Carla Bley

Looking for America

(Watt 31)

Grand Mother / The National Anthem (OG Can UC? – Flags – Whose Broad Stripes? – Anthem – Keep It Spangled) / Step Mother / Fast Lane / Los Cocineros / Your Mother / Tijuana Traffic / God Mother / Old MacDonald Had a Farm (59:47)

Bley, p; Earl Gardner, Lew Soloff, Byron Stripling, Giampaolo Casati, tpt; Robert Routch, Fr hn on 1, 3, 6, 8; Jim Pugh, Gary Valente, Dave Bargeron: tbn; David Taylor, b tbn; Lawrence Feldman, as, ss, flt; Wolfgang Puschnig, as, flt; Andy Sheppard, Craig Handy, ts; Gary Smulyan, bari s; Karen Mantler, org, glockenspiel; Steve Swallow, el b; Billy Drummond, d; Don Alias, perc. New York, 7–8 Oct 2002.

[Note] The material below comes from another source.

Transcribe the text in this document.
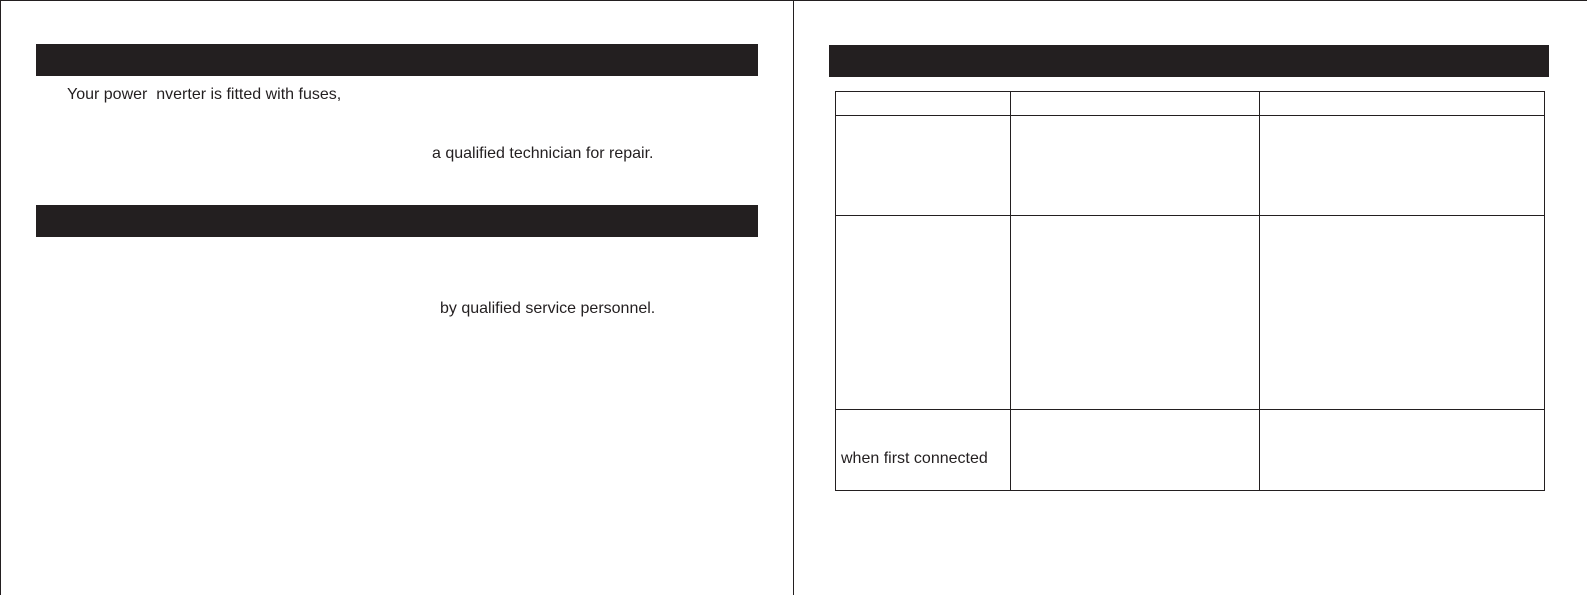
Your power  nverter is fitted with fuses,
a qualified technician for repair.
by qualified service personnel.

when first connected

The major new work on Carla Bley’s latest album is “The National Anthem”, a 21-minute fantasy on “The Star-Spangled Banner.” The timing of the disc’s release couldn’t have been worse, coming as the US swung into action against Iraq. These circumstances presumably lie behind the disclaimer on the back of the CD booklet: “The views expressed do not necessarily reflect those of the musicians in the band or the record company.” Actually, it’s hard to tell what views she is expressing here: the booklet itself is textless, featuring Patrick Hinely’s photo-documentary of the recording sessions and a few pertinent examples of Americana, including a John Wayne beach towel and a wall covered in evangelistic slogans: “THE LAST ROUND-UP! BE YE ALSO READY”; “JESUS IS RIGHT: ARE YOU LEFT?” The tone of the “National Anthem” suite itself is for the most part lightly ironic, with “OG Can UC?,” “Whose Broad Stripes?” and “Keep It Spangled” grooving along in a bouncy easygoing manner. “Flags” has a gentle parody of paradeground cheer, followed by a beautiful, churchy sequence with Gary Valente’s trombone shouting hallelujah (I can’t help thinking of James Weldon Johnson’s God’s Trombones). The mood darkens with Andy Sheppard’s tenor feature on “Anthem”; this is followed by a particularly inscrutable musical crux, a chaotic free-jazz interlude for the saxophones that ushers in a rendition of “O Canada”. “The Star-Spangled Banner” is stated in full at the end of the suite, rendered mostly straightforwardly but with a little harmonic tweaking. It swells to a climax that Bley then sidesteps: Valente roughly barks out “o’er the land of the free,” and the piece deflates to a pianissimo, unharmonized “and the home of the brave.” Make of that what you will!

The rest of the album is an interesting array of odds and ends from Bley’s workshop. The “Mothers” are four very short tracks left over from an abandoned full-scale project: one can only mourn its collapse, given the radiant mystery of these surviving offcuts. “Fast Lane” is a dizzy bop line; the other flagwaver is an unlikely reworking of “Old MacDonald Had a Farm.” The inclusion of the Latin ballad “Los Cocineros” and the droll Mexican pastiche “Tijuana Traffic” suggests that, as with the earlier glimpse of “O Canada,” Bley wishes to underline that “America” as a continent is more than just the United States.

Less coherent than Bley’s previous big band outing (the fine Goes to Church), more dependent on the listener’s sympathy with her brand of irony and pastiche, Looking for America is nonetheless a thought-provoking and enjoyable album.